FHS students find 'sweet richness of shared stories' in not-so-average assignment
English class interviewed Fredericton seniors about cherished objects
In November, a Fredericton High School teacher brought her Grade 9 class to the Ste. Anne's Court retirement centre for an unusual assignment.
Awaiting the students were seniors, each with a cherished object and a story to tell.
English teacher Valerie Marshall's goal was to connect the younger generation with their elders. She had the students interview the seniors about their beloved object with the hope of publishing a book someday and revisiting the retirement home.
On Thursday, the seniors got their first look at the finished product.
"I think they did a marvellous job," Joanne McLeod said after the book presentation at St. Anne's Court.
Students Parsa Hekmatpanah and Ewan Robertson told the story of McLeod, a longtime advocate for people living with physical disabilities, receiving the Order of Canada.
"I think the book was so good and interesting, and I think that Ms. McLeod, she was so excited about it," said Hekmatpanah. "And she loves it so much, and I'm happy that I see her again."
After the interviews, the students spent the next few weeks writing and rewriting their stories. Before the holiday break in December, a local printing company offered to put the students' final work in print at a discount.
A photographer and graphic artist donated their time, and the stories that bound the two groups briefly together are now bound together themselves.

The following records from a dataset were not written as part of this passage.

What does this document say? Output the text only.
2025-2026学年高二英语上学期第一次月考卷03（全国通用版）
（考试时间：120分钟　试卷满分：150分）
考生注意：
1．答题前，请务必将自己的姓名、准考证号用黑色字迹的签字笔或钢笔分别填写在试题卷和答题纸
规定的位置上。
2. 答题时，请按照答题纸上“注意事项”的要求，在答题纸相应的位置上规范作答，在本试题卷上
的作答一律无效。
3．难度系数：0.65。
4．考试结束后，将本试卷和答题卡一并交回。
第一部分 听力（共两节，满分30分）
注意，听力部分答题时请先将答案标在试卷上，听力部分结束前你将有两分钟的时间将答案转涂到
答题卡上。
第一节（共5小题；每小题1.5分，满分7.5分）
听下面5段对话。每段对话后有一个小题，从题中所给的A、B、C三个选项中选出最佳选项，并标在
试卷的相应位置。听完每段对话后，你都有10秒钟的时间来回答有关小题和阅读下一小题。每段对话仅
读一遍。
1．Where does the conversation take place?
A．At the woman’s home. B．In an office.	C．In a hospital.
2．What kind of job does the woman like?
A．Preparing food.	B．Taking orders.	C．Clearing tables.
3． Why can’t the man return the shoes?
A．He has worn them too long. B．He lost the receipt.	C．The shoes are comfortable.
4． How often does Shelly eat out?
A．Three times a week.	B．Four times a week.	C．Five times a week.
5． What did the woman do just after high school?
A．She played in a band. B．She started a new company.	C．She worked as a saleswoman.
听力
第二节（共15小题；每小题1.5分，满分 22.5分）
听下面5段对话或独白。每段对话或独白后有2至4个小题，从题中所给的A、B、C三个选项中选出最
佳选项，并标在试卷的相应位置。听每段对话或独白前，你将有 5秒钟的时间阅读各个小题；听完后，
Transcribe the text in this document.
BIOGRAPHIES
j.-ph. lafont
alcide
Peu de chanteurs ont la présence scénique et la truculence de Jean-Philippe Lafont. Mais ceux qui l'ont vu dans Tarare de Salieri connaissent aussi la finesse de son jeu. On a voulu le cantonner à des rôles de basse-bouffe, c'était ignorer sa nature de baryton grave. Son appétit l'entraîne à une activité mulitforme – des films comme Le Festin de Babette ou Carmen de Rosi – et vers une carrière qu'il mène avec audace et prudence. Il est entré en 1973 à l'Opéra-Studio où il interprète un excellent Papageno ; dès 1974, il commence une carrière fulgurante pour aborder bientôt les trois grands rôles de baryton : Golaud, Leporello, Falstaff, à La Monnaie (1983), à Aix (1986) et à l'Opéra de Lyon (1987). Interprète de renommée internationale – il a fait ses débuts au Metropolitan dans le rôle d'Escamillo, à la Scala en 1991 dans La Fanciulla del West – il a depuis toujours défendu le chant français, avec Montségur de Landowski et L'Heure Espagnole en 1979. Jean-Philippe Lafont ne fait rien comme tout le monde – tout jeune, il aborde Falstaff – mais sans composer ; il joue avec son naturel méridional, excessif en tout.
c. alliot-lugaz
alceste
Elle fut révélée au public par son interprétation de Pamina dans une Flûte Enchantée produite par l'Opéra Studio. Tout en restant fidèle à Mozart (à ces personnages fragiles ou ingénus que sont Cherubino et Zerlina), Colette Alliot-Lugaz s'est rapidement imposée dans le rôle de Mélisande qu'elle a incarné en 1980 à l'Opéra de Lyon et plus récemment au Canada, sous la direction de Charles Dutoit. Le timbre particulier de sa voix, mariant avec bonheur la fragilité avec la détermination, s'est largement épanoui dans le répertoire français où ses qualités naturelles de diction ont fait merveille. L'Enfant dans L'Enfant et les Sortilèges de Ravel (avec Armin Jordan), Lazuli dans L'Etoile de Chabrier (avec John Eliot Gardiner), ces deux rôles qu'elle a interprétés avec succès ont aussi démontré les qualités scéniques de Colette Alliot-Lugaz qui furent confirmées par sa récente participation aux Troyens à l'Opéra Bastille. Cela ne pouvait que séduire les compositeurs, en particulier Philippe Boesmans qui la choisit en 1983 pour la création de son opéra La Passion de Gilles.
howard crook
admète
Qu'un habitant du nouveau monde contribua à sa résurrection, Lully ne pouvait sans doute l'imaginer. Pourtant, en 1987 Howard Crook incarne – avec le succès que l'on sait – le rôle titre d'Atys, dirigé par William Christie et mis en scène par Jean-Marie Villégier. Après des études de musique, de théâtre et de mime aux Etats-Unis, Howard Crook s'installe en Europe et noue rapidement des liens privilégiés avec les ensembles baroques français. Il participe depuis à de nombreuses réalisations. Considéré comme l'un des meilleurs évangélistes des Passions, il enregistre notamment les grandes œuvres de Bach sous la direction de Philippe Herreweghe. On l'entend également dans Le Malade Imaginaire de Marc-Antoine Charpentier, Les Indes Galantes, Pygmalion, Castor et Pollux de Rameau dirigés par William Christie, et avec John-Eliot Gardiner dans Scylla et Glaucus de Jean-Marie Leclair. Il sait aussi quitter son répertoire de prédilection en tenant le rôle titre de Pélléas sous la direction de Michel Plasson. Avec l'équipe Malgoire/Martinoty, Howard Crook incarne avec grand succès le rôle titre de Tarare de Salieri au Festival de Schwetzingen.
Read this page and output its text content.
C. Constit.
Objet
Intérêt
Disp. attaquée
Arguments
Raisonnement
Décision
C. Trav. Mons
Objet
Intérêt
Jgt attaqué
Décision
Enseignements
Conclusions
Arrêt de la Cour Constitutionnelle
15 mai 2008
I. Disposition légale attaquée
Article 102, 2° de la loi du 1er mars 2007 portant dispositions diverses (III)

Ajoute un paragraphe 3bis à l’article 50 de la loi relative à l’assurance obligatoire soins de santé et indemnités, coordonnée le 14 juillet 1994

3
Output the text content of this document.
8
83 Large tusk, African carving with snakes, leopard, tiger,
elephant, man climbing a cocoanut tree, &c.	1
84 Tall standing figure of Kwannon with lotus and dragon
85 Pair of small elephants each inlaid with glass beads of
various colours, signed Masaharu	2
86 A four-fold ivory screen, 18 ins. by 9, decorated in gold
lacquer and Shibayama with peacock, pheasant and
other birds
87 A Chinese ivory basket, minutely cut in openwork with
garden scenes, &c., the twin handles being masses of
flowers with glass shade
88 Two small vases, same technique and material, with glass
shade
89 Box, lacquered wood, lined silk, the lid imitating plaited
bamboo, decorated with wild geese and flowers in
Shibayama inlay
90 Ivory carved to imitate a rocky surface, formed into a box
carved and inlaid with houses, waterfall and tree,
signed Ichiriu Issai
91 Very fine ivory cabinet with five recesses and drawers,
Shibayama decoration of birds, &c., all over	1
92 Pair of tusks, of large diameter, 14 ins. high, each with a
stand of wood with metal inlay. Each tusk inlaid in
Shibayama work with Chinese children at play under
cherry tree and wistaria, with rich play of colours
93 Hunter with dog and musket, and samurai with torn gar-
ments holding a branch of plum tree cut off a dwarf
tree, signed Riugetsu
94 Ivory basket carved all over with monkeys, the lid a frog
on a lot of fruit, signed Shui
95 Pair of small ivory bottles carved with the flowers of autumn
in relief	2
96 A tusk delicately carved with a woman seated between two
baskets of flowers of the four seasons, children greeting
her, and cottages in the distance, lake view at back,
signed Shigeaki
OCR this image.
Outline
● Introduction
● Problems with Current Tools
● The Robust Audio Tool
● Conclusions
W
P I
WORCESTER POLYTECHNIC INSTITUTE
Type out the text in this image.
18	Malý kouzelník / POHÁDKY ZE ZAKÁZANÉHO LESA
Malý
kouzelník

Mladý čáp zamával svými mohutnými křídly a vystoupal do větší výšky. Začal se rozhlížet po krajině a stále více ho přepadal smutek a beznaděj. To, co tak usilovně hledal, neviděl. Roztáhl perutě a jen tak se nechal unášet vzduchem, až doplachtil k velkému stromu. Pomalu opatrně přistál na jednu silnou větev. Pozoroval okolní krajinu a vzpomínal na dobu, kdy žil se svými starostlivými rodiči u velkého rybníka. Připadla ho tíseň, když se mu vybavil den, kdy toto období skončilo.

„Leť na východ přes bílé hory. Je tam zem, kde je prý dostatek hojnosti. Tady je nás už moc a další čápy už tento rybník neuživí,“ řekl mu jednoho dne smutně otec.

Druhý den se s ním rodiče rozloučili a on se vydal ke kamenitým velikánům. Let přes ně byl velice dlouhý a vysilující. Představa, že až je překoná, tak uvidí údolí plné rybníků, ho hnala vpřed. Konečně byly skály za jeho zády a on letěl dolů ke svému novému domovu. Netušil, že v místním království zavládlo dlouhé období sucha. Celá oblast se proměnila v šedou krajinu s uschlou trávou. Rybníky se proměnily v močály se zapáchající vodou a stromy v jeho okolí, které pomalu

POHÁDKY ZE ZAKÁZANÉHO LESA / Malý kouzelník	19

The book, Captured Memories, was dedicated "to teens and seniors who have discovered the sweet richness of shared stories and relationships."
What was a narrative writing exercise on the surface became much more for the students, and Marshall said it showed in the final drafts.
"What I witnessed with my students was powerful," she said.
"I realized when they had an authentic audience, when they knew that they were writing for someone other than their teacher, suddenly the writing took on a whole new meaning."
The experience even helped one of her students land a job.
Following the interviews, the retirement home asked Marshall if any students were interested in working at Ste. Anne's, and Brett Cormier jumped at the opportunity.
Cormier worked with Marshall on a cover letter and resumé.
"I had an interview the next day," said a smiling Cormier.